Fun experiment, but it doesn’t really prove anything. On a good day, elite runners like Tyler Andrews can run up Mera and more difficult peaks with minimal gear. Next time, try testing them on a cold, windy, and wet ridgeline traverse.
XorNot 13 hours ago [-]
I feel like downplaying 1.8 degrees C of performance is a weird choice in the article.
1.8 degrees C is a huge temperature change in biology. Human bodies keep thermal equilibrium in a margin smaller then that.
ropable 6 hours ago [-]
I didn't quite clock what they meant in that paragraph. I'm pretty sure that a 1.8 degree drop in body temp is approaching hypothermia.
adonovan 12 hours ago [-]
Also weird phrasing: "a staggering 1.8 degrees" begs the reader to think of it as a large number (which in fact it is, as you point out) yet their intent seems to be, ironically and paradoxically, to diminish it.
altairprime 12 hours ago [-]
I felt like that’s more like a rhetorical device for shorthand-saying “one might expect a ten or twenty degree difference based on modern marketing”, and I’m annoyed the article didn’t say that because it’s a pretty good point delivered rather poorly.
alistairSH 11 hours ago [-]
A 20* swing in body temp would render you dead…
altairprime 11 hours ago [-]
Yep! That's what makes marketing against the imaginary foil of death so impactful: the alternative, "if not for our technical fabric, you'd have to fluctuate between zero and six layers of fabric based on exertion, humidity, inclement weather, and personal thermal comfort", is a lot less manipulative than "wear our fabric or die before the peak". Sure, it's true that you have to wear something or die (unless you're a statistical anomaly, anyways), but marketing based on glove weight doesn't cause as many sales as marketing based on frostbite.

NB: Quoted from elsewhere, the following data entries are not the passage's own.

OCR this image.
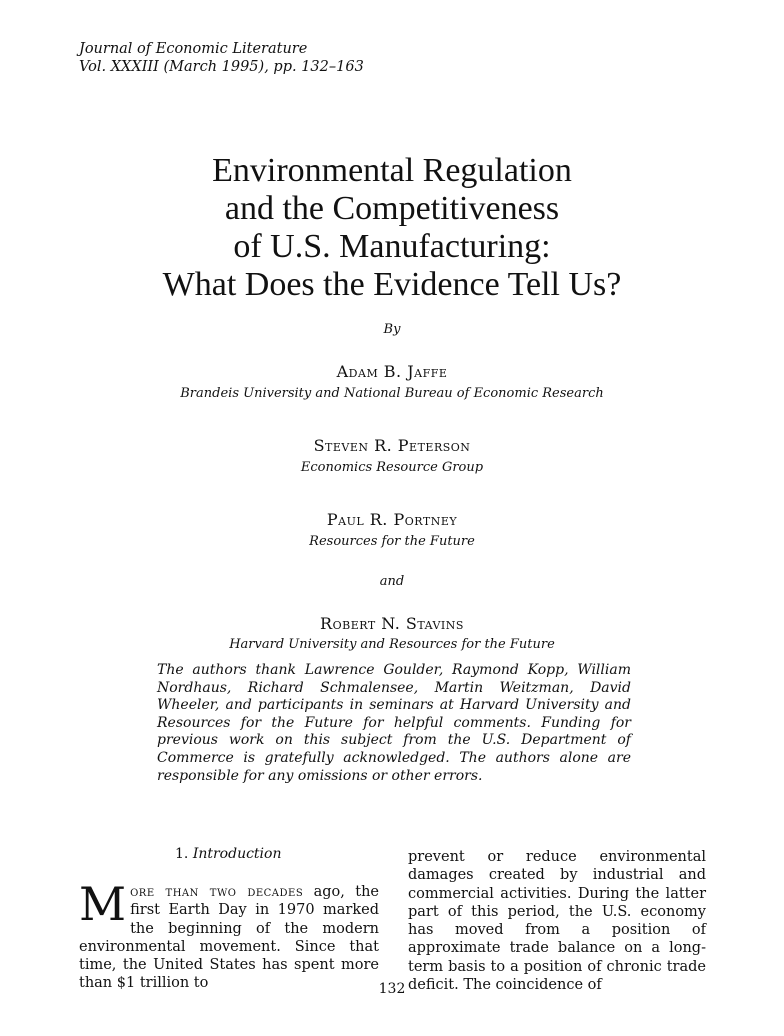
Journal of Economic Literature
Vol. XXXIII (March 1995), pp. 132–163
Environmental Regulation
and the Competitiveness
of U.S. Manufacturing:
What Does the Evidence Tell Us?
By
Adam B. Jaffe
Brandeis University and National Bureau of Economic Research
Steven R. Peterson
Economics Resource Group
Paul R. Portney
Resources for the Future
and
Robert N. Stavins
Harvard University and Resources for the Future
The authors thank Lawrence Goulder, Raymond Kopp, William Nordhaus, Richard Schmalensee, Martin Weitzman, David Wheeler, and participants in seminars at Harvard University and Resources for the Future for helpful comments. Funding for previous work on this subject from the U.S. Department of Commerce is gratefully acknowledged. The authors alone are responsible for any omissions or other errors.
1. Introduction
More than two decades ago, the first Earth Day in 1970 marked the beginning of the modern environmental movement. Since that time, the United States has spent more than $1 trillion to
prevent or reduce environmental damages created by industrial and commercial activities. During the latter part of this period, the U.S. economy has moved from a position of approximate trade balance on a long-term basis to a position of chronic trade deficit. The coincidence of
132
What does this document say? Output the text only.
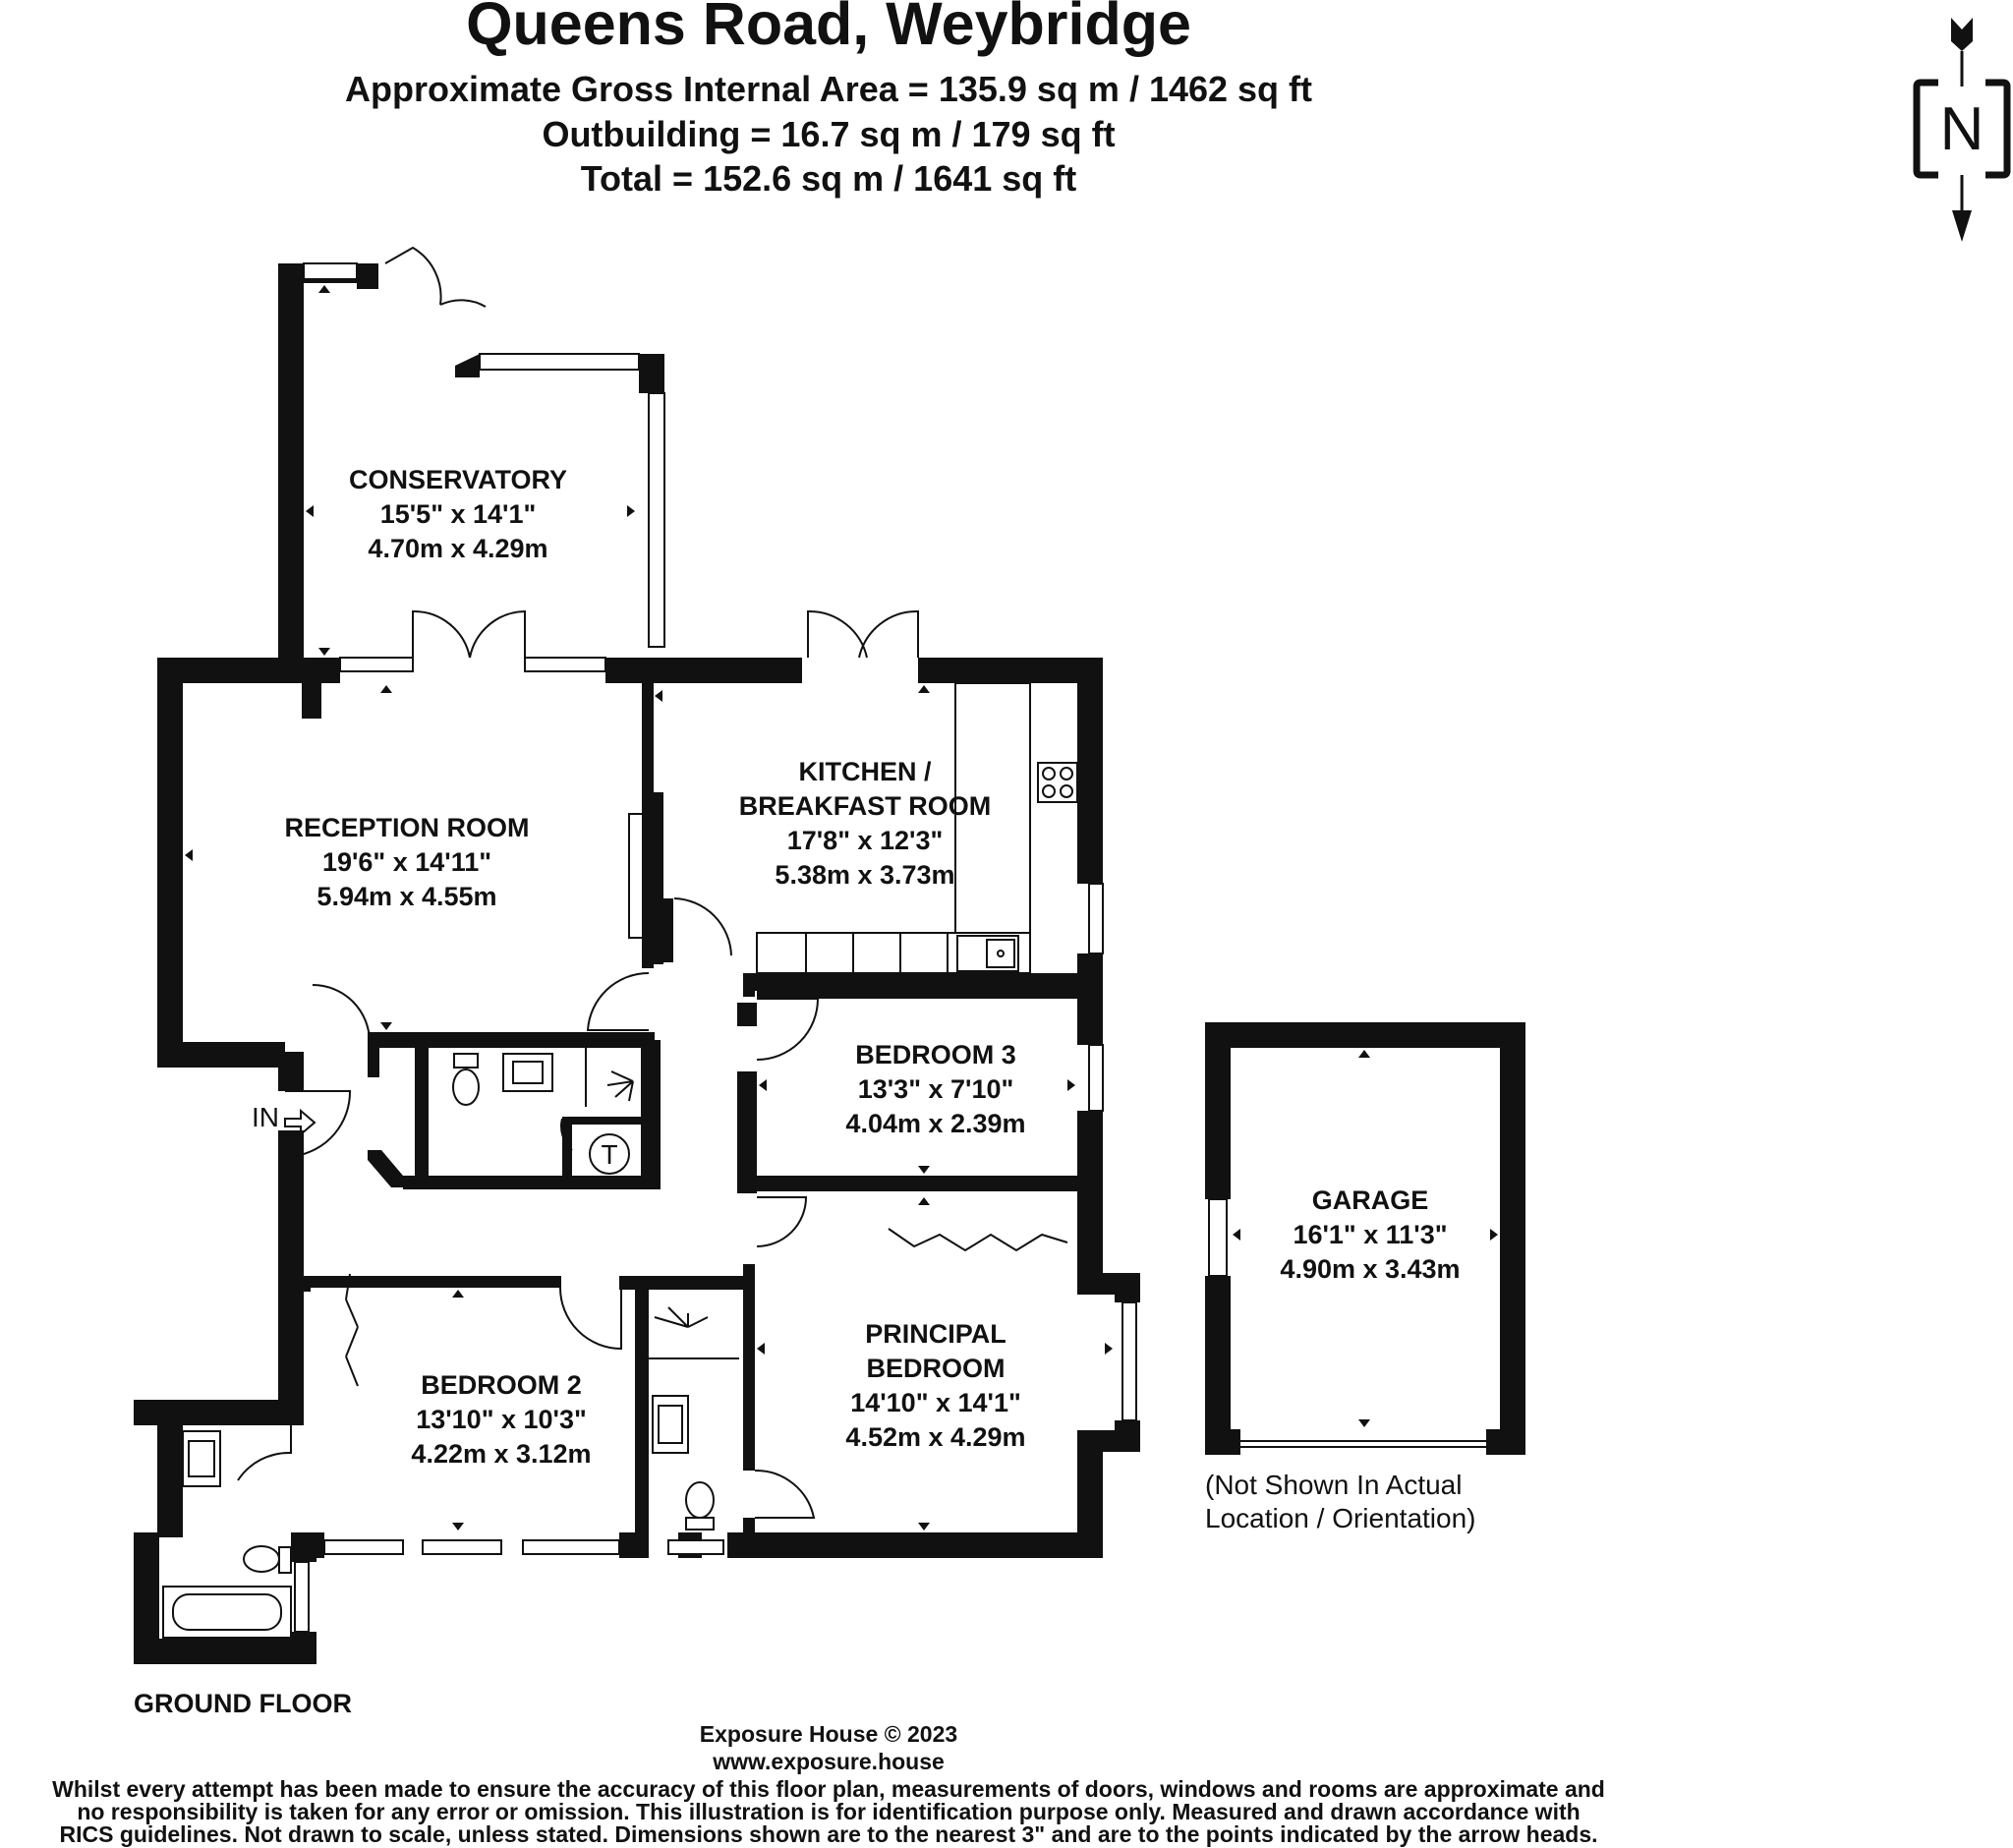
Queens Road, Weybridge
Approximate Gross Internal Area = 135.9 sq m / 1462 sq ft
Outbuilding = 16.7 sq m / 179 sq ft
Total = 152.6 sq m / 1641 sq ft
N
T
CONSERVATORY
15'5" x 14'1"
4.70m x 4.29m
RECEPTION ROOM
19'6" x 14'11"
5.94m x 4.55m
KITCHEN /
BREAKFAST ROOM
17'8" x 12'3"
5.38m x 3.73m
BEDROOM 3
13'3" x 7'10"
4.04m x 2.39m
BEDROOM 2
13'10" x 10'3"
4.22m x 3.12m
PRINCIPAL
BEDROOM
14'10" x 14'1"
4.52m x 4.29m
IN
GROUND FLOOR
GARAGE
16'1" x 11'3"
4.90m x 3.43m
(Not Shown In Actual
Location / Orientation)
Exposure House © 2023
www.exposure.house
Whilst every attempt has been made to ensure the accuracy of this floor plan, measurements of doors, windows and rooms are approximate and
no responsibility is taken for any error or omission. This illustration is for identification purpose only. Measured and drawn accordance with
RICS guidelines. Not drawn to scale, unless stated. Dimensions shown are to the nearest 3" and are to the points indicated by the arrow heads.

bryanrasmussen 11 hours ago [-]
One might expect to be dead if following Modern marketing guidelines.
pinkmuffinere 9 hours ago [-]
It would be hilarious if they did find a 10 degree difference. “Old gear keeps you chilly but fine. Modern gear straight up kills you!”
fellowniusmonk 13 hours ago [-]
Also: Freezing right away when you stop moving at 8k altitude? I was just skiing at 11k and it never even crossed my mind.
Scarblac 13 hours ago [-]
8k meters. There is no place at 11k where you can ski.
idontwantthis 13 hours ago [-]
You could be on skis they might make it harder to control your parachute.
manarth 2 hours ago [-]
People who paraglide often launch (and land) on skis and can then use thermals to ascend above their launch site. No-one's flying to 11,000m though!
(The highest recorded paraglider flight was 10,054m – unintentional, got sucked into a cumulonimbus cloud updraft - also lost consciousness).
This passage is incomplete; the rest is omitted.